According to the Kets de Vries Institute, the organisational culture audit is comprised of 13 core performance indicators. The patented reporting framework has modern usage cases, given that sticky wages are not keeping pace with Consumer Price Inflation (CPI), with services inflation at 5% in August, with the aggregated figure at 3.8%, its highest peak since January 2024.
At Bloomberg, commentator Marcus Ashworth pointed out that the jobs market has seen a decline, with a net loss of 165,000 jobs in the period following Rachel Reeves’ October Budget, with higher employer NI contributions at a lower earnings threshold deterring firms from making new hires.
One of the acknowledged remedies for a shortfall in new hires is to increase employer bargaining power, as a demonstrably productive work culture is a magnet for skilled service workers who are looking for a ‘best fit’ for their in-demand skills set.
Internal training programs can enhance vertical progression within an organisation, or even horizontal traversing the internal divisions where a skills match is found with new vacancies. However, funding and promoting up-skilling is just one way firms can differentiate themselves to potential employees.
A survey published first in 2018-19 by the Kets de Vries Institute looked at the disparity between where organisations believed they stood with regard to the benchmark, and the actual value assigned by the culture auditors. These parameters were stacked and weighted against the total sample percentage of answers to the organisational culture audit questionnaire.
It is interesting to note that 3.80% of respondents stated they put their highest priority on capturing market share; and the same percentage agreed that “We gather information on what our competitors do on a regular basis”.
In fact, the largest discrepancies fell in the parameters of competitiveness, with a 0.71% difference between the level at which it was practised, and how highly it was valued by respondent companies. On the flip side, ‘fun’ was found to be practised at a higher level than the value accorded to it, with a -0.64% variant value.

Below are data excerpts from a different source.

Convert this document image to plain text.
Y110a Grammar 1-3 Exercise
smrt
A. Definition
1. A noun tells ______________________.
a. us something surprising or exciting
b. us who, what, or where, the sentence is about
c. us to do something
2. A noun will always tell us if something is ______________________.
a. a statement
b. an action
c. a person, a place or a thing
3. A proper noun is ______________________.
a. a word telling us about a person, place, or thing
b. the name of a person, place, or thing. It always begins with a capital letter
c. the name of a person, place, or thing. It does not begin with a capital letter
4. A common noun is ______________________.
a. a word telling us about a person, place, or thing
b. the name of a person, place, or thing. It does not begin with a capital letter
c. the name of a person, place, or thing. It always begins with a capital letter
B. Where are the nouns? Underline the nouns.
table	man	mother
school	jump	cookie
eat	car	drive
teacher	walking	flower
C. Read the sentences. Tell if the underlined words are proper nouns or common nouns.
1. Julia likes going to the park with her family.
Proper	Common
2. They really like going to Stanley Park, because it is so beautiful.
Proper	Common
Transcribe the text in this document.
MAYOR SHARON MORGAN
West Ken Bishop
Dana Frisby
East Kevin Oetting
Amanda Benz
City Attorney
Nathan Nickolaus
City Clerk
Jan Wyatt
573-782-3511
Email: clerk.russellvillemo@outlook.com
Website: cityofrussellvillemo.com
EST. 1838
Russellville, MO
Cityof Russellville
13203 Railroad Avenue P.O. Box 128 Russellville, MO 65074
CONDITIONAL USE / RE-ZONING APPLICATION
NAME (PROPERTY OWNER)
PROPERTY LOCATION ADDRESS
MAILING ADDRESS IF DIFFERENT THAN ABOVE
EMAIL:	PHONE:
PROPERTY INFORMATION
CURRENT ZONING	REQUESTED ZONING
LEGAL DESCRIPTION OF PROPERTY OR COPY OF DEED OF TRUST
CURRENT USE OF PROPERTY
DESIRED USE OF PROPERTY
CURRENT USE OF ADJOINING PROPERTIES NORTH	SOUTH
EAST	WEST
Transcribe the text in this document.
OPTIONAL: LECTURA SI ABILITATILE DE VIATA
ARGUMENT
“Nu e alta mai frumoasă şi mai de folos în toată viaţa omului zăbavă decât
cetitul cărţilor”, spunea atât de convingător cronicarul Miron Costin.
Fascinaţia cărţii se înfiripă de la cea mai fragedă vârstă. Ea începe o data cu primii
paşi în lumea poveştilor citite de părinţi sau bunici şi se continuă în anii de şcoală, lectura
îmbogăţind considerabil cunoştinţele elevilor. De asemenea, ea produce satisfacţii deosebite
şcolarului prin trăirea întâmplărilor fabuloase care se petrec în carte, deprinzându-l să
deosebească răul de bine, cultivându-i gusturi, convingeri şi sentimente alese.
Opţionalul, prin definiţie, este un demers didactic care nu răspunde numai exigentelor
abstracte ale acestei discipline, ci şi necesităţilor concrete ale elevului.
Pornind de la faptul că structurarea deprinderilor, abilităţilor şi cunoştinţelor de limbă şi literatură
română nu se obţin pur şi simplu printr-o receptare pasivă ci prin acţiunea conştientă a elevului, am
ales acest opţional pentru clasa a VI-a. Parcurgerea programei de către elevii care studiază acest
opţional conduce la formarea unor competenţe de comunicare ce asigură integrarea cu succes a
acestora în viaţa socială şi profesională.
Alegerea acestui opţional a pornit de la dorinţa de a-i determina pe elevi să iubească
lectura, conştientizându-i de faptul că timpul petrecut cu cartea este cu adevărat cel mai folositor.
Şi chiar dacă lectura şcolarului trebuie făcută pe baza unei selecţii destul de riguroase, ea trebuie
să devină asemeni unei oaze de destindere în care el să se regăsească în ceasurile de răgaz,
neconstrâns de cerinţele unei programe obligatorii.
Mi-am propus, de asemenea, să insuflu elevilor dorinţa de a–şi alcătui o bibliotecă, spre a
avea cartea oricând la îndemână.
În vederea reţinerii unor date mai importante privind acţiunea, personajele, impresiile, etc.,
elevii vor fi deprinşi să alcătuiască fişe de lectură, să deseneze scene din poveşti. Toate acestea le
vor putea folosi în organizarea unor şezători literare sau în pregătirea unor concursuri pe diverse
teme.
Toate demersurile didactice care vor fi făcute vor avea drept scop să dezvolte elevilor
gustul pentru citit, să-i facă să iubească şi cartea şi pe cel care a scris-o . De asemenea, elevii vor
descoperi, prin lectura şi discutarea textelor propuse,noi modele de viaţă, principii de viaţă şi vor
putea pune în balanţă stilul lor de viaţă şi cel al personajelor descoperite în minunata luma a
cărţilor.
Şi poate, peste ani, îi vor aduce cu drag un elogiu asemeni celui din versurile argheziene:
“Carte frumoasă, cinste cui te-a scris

Entrepreneurship’s actual value assigned was 0.56% lower than the organisations ranked it in terms of importance, and result orientation carried a 0.51% differential.
These are both areas where respondents were aware that clearer guidelines need to be set in assigning R&D capital, registering patents and, where results cannot be accurately quantified in relation to Internal Rate of Investment (IRR), more communication with employees with regards to results expectations and how key performance indicators (KPIs) are assigned and ranked in order of importance.
On the practice questions, 4.13% of respondents agreed that “Obtaining targeted results is a top priority in our organisation”, with the same percentage acknowledging that rewards were strongly performance-based.
Client orientation was another area where the actual benchmark value assigned by the Kets de Vries Institute fell short 0.36% of the value attributed to its importance to respondent companies. In contrast, social responsibility had an actual value assigned which was -0.36% of where it was ranked in order of importance. It is clear that having an up to date Customer Relationship Management (CRM) system which employees can dynamically interact with in making sales and other offers like contracts or services is an area for improvement. A salesforce is only as good as its intel, so to prevent your employees chasing dead leads be sure to perform strategic analysis on target clients.
The sample was categorised according to the responder’s level of seniority, and of their geographical distribution. In terms of the official hierarchy of respondents, they comprised of 5 figures from senior management, representing 33.3% of the sample; 7 figures from middle management, comprising 46.7% of those sampled; and 3 which were TMT forming 20% of the sample surveyed.
Asian company representatives formed 20% of the sample (3 respondents), Europe 26.7% (4 respondents), 3 from the Middle East comprising 20% and 5 from N. America representing 33.3% of the sample surveyed.